Abstract: Amide resonance is found to be sensitive to electrostatic field with component parallel or antiparallel to the amide C-N bond, an effect we refer to here as EVPR-CN. EVPR-CN is linear and without threshold in the biologically plausible electrostatic field range -0.005 to 0.005 au. Variation of amide resonance varies Resonance-Assisted Hydrogen Bonding such as occurs in the hydrogen bonded chains of backbone amides of protein secondary structures such as beta sheets and alpha helices, varying the stability of these structures.
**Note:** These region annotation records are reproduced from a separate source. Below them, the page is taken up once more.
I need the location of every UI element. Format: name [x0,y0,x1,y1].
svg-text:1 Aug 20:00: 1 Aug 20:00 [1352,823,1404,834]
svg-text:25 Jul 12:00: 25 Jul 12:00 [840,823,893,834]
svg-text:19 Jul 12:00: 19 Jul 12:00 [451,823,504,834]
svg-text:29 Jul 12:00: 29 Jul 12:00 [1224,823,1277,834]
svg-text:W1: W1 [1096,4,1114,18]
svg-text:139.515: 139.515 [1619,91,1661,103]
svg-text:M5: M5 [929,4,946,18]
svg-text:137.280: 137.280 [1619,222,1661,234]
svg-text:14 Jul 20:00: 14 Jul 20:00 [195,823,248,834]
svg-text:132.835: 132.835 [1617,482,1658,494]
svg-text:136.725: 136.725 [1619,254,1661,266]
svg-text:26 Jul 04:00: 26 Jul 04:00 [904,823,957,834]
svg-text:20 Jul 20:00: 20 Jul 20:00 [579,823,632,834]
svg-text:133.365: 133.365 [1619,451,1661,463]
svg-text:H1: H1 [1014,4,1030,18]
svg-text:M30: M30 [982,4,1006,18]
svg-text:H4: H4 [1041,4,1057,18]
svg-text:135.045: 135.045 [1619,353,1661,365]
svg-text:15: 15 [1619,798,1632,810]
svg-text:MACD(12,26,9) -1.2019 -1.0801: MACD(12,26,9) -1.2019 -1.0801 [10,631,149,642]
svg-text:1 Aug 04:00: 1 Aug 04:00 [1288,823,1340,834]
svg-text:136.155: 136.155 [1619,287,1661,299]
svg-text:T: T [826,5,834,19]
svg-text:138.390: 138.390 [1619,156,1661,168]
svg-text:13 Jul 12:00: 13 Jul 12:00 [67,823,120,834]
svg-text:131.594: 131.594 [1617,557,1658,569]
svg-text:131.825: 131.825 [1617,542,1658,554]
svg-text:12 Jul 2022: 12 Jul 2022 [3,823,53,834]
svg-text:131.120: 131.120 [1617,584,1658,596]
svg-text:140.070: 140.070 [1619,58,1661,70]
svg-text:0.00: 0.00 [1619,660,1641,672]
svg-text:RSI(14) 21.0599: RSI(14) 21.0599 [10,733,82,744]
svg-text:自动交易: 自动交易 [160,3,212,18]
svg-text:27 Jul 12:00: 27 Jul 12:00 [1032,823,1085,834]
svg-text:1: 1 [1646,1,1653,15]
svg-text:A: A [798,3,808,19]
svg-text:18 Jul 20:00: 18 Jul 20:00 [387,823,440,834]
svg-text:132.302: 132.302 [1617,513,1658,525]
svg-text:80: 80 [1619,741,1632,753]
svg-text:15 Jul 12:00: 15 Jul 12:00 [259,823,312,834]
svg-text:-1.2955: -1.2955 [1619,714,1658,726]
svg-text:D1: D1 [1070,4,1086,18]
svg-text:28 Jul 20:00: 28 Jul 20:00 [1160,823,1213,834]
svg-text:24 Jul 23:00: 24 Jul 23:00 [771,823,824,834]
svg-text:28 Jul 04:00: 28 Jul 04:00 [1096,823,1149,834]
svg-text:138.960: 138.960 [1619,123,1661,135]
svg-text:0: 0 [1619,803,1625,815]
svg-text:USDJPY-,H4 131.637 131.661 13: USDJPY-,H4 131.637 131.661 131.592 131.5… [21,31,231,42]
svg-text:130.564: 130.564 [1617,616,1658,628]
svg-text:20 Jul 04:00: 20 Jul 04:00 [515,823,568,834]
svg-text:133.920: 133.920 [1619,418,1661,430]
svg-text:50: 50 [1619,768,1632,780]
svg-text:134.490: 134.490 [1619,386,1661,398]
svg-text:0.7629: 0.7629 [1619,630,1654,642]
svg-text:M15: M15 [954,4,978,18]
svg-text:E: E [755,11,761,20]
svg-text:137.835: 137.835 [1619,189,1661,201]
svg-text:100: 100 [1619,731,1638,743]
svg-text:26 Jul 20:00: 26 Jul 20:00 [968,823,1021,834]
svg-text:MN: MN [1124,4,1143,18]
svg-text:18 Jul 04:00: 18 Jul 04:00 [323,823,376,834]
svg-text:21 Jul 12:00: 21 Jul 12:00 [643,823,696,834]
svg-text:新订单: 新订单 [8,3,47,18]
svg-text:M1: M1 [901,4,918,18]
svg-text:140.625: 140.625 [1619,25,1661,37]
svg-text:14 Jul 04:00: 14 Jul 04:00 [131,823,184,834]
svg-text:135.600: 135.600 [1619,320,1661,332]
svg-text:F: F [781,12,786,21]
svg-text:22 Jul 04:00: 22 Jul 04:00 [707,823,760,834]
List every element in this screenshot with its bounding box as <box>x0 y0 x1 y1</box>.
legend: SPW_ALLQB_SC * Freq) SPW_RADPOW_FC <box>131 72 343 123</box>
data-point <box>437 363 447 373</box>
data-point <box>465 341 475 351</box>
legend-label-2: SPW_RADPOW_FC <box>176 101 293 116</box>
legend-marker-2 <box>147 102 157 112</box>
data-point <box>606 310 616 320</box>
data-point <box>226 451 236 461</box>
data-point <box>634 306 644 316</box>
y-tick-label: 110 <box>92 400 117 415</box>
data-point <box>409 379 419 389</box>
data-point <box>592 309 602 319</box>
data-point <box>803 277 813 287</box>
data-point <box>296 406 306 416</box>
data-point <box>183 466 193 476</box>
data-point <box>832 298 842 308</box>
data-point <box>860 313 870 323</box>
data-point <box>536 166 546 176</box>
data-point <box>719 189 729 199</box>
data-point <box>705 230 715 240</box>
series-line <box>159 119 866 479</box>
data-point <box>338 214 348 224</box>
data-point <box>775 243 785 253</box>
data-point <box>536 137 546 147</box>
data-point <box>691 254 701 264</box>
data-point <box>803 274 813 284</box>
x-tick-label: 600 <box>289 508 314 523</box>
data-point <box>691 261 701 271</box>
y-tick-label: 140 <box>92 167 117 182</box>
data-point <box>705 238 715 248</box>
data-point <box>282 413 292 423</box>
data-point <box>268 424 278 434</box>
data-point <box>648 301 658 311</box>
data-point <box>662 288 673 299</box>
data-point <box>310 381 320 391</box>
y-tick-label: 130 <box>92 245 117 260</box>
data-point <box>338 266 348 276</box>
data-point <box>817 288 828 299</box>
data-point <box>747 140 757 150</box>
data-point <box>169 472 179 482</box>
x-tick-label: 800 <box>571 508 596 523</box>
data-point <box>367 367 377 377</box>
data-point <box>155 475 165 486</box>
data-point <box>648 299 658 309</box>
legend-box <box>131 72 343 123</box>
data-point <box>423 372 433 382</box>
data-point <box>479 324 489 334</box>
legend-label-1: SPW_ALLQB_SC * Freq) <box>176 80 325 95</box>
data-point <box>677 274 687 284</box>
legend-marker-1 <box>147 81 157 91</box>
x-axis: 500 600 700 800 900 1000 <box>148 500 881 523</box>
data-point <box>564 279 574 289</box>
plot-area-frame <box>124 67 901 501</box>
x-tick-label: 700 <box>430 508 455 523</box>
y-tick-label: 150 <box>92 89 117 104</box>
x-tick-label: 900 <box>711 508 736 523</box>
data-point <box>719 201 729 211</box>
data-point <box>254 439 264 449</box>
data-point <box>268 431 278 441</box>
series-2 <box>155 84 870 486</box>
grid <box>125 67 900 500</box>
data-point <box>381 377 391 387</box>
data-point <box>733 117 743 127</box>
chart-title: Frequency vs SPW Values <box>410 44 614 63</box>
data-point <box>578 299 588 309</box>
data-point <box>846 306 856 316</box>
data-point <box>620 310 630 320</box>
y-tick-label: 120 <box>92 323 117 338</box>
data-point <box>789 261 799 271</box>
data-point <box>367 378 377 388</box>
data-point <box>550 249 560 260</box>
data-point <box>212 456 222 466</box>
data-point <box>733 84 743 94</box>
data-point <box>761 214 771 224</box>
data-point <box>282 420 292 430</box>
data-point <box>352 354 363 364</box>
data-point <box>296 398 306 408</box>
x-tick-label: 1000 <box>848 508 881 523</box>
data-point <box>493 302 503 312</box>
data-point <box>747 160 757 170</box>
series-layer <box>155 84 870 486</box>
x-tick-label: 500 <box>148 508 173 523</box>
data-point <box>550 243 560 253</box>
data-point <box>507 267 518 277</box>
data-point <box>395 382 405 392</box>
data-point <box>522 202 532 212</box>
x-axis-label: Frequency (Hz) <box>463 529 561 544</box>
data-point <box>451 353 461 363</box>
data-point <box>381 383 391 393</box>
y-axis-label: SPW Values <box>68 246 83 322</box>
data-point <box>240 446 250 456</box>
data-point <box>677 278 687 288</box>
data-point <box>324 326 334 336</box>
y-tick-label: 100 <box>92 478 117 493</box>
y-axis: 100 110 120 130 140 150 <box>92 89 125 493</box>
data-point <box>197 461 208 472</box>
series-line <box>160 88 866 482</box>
The electrostatic properties including permittivity of amino acid residue sidegroups influence the electrostatic field component parallel or antiparallel to the C-N bond of each amide, giving a novel relationship between residue sequence and protein structure. Additionally, a backbone-based theory of protein folding which includes this effect is presented in Section 8.4. The significance of EVPR-CN relative to other factors in protein folding depends on field C-N component at each backbone amide at a given time. Calculation indicates that backbone amides do not occupy an intrinsically electrostatically-protected niche. We propose that EVPR-CN warrants investigation in any study of stable protein structure or protein folding pathway. EVPR-CN is somewhat associated with hydrophobia, since hydrophobia creates low permittivity environments. EVPR-CN is more directionally and hence structurally specific than hydrophobia. Hypotheses concerning the stability of beta sheets and amyloid fibrils and of protein complexation and molecular chaperone function are offered. An analogous effect in nitrogenous base pairing is proposed. EVPR-CN is energetically significant in biologically plausible electrostatic fields even without considering a hydrogen bonding context, and a hypothesis concerning the stability of polyproline helices types I and II is offered.